Fast-forward to 2014. Independence Hall in American Memory is finally available in paperback with a companion website (http://independencehall-americanmemory.com) to make the work more accessible for teachers, interpreters, and the public. Websites are of course much easier to build today than they were at the time when my book was first published. I had help from Stephanie Brown at the University of Pennsylvania Press, who created the WordPress website, and then I populated it with all those things that I wished had been more accessible all along. First I consulted with two of the ranger interpreters at Independence National Historical Park, Renee Albertoli and Bill Caughlan, to ask what they would most like to see. From them came the suggestions for highlighting the fugitive slave hearings that took place in Independence Hall in the 1850s, for providing information about protests and demonstrations in and around the building, and for a timeline for ready reference. Along with this valuable advice, Christian Higgins and Andrea Ashby at the park’s Library and Archives offered their partnership in helping to locate and provide illustrations.

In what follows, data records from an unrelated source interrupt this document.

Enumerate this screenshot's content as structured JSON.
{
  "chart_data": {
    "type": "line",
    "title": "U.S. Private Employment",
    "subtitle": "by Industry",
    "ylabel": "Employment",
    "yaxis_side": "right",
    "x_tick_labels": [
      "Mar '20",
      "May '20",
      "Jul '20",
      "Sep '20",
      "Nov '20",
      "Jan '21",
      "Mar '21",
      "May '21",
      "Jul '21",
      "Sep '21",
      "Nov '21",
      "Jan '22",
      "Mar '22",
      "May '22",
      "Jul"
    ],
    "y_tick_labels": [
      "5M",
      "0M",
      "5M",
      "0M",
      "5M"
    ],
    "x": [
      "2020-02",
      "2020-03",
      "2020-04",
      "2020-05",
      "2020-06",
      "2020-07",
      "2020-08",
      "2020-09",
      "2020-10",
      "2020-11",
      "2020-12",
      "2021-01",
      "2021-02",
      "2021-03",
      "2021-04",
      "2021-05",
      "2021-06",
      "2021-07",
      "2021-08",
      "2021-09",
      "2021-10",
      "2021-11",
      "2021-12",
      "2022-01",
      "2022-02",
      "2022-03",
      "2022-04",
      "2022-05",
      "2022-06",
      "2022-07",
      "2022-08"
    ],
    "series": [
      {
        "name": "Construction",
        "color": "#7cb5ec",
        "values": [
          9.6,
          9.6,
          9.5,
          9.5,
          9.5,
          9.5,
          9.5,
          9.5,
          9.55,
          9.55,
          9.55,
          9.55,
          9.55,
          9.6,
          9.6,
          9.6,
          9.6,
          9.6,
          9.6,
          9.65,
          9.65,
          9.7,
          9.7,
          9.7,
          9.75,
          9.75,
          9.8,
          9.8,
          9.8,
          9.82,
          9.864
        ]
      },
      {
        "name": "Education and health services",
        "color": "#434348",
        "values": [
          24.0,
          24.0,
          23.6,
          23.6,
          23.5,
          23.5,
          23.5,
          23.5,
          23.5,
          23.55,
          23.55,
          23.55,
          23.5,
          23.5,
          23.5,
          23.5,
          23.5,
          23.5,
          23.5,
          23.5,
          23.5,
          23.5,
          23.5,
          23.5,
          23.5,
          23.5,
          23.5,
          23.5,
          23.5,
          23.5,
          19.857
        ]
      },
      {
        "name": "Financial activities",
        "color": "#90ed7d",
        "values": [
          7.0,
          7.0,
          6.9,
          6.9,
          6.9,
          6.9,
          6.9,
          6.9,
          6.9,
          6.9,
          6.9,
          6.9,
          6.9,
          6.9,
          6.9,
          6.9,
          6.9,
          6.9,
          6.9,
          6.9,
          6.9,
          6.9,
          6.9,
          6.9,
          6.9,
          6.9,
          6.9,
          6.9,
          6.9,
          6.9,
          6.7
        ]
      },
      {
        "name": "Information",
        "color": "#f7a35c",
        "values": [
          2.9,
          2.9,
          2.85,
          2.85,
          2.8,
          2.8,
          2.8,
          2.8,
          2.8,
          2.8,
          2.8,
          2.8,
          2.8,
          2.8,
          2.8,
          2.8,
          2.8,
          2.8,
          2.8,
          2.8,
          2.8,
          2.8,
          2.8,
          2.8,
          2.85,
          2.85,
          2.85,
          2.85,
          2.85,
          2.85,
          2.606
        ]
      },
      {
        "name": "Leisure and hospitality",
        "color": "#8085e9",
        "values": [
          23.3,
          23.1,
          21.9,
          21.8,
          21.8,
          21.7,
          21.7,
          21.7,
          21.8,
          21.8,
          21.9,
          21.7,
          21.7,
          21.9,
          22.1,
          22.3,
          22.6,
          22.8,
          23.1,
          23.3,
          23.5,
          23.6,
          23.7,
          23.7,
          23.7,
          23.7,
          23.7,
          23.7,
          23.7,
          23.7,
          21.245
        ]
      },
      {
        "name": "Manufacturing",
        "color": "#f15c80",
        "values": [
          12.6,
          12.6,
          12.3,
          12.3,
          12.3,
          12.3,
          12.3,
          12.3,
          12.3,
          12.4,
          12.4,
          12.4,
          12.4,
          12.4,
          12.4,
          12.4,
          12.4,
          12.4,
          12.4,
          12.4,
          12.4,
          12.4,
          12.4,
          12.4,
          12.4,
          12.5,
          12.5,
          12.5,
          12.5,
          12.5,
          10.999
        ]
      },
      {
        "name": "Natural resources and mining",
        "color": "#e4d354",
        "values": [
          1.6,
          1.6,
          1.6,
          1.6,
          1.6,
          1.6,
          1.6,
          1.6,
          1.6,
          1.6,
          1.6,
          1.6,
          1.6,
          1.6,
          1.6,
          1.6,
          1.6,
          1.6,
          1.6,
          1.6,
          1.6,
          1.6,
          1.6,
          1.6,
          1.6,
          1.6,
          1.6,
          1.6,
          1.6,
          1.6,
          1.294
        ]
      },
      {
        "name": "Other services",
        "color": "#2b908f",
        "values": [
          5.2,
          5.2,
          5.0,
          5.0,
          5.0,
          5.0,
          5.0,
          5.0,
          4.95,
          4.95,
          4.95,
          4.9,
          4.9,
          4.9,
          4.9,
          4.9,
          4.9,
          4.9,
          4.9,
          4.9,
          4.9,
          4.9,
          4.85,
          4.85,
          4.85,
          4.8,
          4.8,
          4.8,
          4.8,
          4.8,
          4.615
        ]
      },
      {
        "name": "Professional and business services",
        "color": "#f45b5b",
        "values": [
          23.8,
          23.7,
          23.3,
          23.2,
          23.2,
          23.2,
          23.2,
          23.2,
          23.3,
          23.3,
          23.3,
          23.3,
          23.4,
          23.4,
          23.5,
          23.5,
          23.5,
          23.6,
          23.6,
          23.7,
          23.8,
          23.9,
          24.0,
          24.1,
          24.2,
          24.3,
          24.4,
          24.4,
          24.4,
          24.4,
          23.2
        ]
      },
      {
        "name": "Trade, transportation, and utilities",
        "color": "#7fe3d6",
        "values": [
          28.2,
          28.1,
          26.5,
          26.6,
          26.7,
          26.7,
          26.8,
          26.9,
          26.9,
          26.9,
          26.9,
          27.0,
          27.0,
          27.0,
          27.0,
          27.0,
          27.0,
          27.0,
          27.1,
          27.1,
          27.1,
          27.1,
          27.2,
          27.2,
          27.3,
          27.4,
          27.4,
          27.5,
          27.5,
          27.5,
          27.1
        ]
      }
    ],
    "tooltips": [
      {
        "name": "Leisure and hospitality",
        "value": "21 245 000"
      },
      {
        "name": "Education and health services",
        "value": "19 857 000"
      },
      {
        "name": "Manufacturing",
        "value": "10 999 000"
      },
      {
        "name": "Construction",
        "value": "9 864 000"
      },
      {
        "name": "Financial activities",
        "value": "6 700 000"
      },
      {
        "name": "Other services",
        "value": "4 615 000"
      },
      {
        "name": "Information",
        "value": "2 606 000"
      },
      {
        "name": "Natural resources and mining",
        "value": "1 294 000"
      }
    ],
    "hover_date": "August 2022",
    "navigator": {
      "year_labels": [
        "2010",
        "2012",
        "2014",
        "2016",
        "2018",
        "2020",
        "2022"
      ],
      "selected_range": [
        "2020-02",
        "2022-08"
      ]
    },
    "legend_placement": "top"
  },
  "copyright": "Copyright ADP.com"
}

I wrote two teaching guides for publication on the website–one specifically for public history teaching and professional development and the other for US history courses. Similar to the teaching companions often available with textbooks, these include chapter summaries, discussion questions, and active-learning activities for classes or staff development workshops. The website also has allowed me to extend beyond the original content of the book.  For example, it hosts a step-by-step case study of the President’s House site in Philadelphia, which after the book’s publication became a matter of controversy related to the presence of slavery in George Washington’s household. Throughout the website are links to documents, many of them transcribed from my research files.

The site is and will remain a work in progress, especially in the documents section (and I welcome suggestions as to what would be most useful). But I am confident enough in this approach that I am beginning to do the same with the companion site for my more recent book, Capital of the World: The Race to Host the United Nations. It’s an indication of the changing nature of publishing that this book had a website from the start (http://capital-of-the-world.com), built in WordPress by Jodi Narde at NYU Press and then turned over to me for management. It began as a blog, which I kept up for about the first year after publication, but it is now evolving into a site with teaching guides and documents. (If you’d like to see if your hometown was in the running to become the Capital of the World in 1945-46, also check out the surprising list of contenders.) Like the Independence Hall site, I hope this will add public value to the work, in this case to spur conversation about place-making and intersections of local and global identities.

Perhaps websites such as these are one approach to building bridges between the expectations of the academy and our commitments as public historians. I welcome suggestions for ways to continue to make this work useful to teaching, training, and practice in public history.

~Charlene Mires is a former editor for the Philadelphia Inquirer and is Associate Professor of History at Rutgers-Camden, Director of the Mid-Atlantic Regional Center for the Humanities, and co-recipient of the Pulitzer Prize in journalism.